Programs get compiled to an architecture - sometimes to native architecture as in the case of C, and at other times to a virtual machine architecture (like in Java to JVM and in Python to python virtual machine). It is good to understand this architecture to have a better appreciation of the languages itself.
For instance, having an appreciation that instruction of integer multiplication and floating point multiplication are different would make one understand why int and float are two different data types. And understanding caches would help one understand why matrix multiplication done in a certain way is faster than when done in another way.
Another good exercise is to look at assembly code. For instance, you can use "gcc -S program.c" to generate machine assembly code, or javap to view the JVM assembly code for Java.
I cannot precisely defend why it makes one a good programmer but looking at an intermediate stage between source code and machine code certainly increases one's apprecation of what is going on.
Having an understanding of runtime environment helps you understand what is going on beneath the hood. For instance, understanding how garabage collection works in Java and why Global Interpretor Lock hurts python performance.
Reading history of anything equips one with a different take. Evolution of languages has been happening along with, and partly as a response to, increasing processing power and increasing penetration of computing in the society. Thus, while initial languages were closer the hardware, newer languages are more user friendly, and useful despite being inefficient because the hardware has become faster anyway.
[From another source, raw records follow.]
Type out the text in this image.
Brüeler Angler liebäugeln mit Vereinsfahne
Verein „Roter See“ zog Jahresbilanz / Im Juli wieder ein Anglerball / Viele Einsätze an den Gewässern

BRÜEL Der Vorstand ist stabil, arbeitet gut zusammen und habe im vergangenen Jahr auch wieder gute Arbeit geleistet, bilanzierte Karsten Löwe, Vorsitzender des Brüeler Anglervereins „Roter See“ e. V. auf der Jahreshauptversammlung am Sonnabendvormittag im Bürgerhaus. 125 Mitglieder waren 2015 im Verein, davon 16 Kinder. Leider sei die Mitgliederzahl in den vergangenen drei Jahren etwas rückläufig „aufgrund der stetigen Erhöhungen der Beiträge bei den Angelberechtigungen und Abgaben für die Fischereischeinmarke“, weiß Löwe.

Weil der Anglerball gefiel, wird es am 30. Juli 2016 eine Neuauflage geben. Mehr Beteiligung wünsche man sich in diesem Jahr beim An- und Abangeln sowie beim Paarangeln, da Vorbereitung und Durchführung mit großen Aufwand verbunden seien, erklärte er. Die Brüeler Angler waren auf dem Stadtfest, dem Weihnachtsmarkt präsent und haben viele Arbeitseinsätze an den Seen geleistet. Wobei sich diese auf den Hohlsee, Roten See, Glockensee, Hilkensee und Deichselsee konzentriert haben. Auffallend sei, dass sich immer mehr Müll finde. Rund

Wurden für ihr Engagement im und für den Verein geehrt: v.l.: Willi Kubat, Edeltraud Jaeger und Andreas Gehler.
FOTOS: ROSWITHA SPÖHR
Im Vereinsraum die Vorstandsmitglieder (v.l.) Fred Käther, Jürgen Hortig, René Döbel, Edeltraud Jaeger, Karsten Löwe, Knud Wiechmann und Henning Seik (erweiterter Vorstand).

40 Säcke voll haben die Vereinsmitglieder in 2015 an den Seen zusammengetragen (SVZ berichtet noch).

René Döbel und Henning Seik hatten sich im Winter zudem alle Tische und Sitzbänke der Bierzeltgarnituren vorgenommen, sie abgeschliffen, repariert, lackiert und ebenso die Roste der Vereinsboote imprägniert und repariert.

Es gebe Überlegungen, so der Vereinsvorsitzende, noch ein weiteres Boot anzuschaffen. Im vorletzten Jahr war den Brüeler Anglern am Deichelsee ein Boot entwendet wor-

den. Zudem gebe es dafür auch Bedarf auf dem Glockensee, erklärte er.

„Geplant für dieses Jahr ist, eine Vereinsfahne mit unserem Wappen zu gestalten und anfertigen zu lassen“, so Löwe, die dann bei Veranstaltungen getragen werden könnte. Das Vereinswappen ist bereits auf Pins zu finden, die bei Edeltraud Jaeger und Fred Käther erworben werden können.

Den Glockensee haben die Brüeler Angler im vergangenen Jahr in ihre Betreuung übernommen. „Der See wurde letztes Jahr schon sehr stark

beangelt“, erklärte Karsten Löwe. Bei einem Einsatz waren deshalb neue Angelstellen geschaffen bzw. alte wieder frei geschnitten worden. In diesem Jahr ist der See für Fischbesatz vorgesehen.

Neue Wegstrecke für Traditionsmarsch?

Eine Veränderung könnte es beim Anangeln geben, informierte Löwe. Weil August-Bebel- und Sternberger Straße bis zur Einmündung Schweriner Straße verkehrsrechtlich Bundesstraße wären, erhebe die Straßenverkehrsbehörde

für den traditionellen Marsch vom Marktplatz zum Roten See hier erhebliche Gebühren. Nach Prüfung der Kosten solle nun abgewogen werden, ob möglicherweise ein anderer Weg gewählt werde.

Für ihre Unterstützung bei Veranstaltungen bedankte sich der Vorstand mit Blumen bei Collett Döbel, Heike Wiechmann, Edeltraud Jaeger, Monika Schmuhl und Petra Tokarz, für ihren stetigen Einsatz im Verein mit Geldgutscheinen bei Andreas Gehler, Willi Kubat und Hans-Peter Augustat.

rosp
User friendliness of these languages have lowered the barriers to entry for programming.
Art is mostly not studied in isolation, but in association with the masters. Try to learn from other developers whose skills you admire. Having such a person as a mentor and getting feedback from them is invaluable. Another possibility is to read open source code and learn code programming styles from there.
For many developers, their coding cycle looks like the following. They are building some new functionality. Step by step they build it up. At each step along the way they test their code (mostly via print statements). Many times they encounter bugs which are not easy to resolve. They spend a lot of time find the logical error they have made. Finally, they are able to resolve all the known errors and check that the code correctly works for a all plausible use cases. At that part, they declare victory, delete extraneous print statements, perhaps do a bit of code clean up and send the code for review.
Just a hungry man cannot think of God, a developer who has not implemented the feature correctly cannot think of elegant code. The process of writing elegant code begins only after you have got the functionality out of the way. So, once you have implemented the feature, that is a good time to take a look if the everything can be done in a far better way. Often, I have found that only when you finish writing the code for a problem do you really understand the structure of the problem in the first place. And when you understand that, you can often do everything a bit differently, which is more elegant.
Very often I have seen developers trying to "future proof" their code. They develop extensive class hierarchies and needless abstractions justification for which is "in future when we need to do so and so, it will be very easy". In practice, the future turns out to be very different from what the developer imagined and new people reading the code waste time in understanding the abstractions for no benefit.
So, the code we write should be elegant for our current needs, not for enabling us to do better job in future. Only when it is very obvious that the requirements have moved in a way that existing abstractions are no more suitable, should we strive to change them.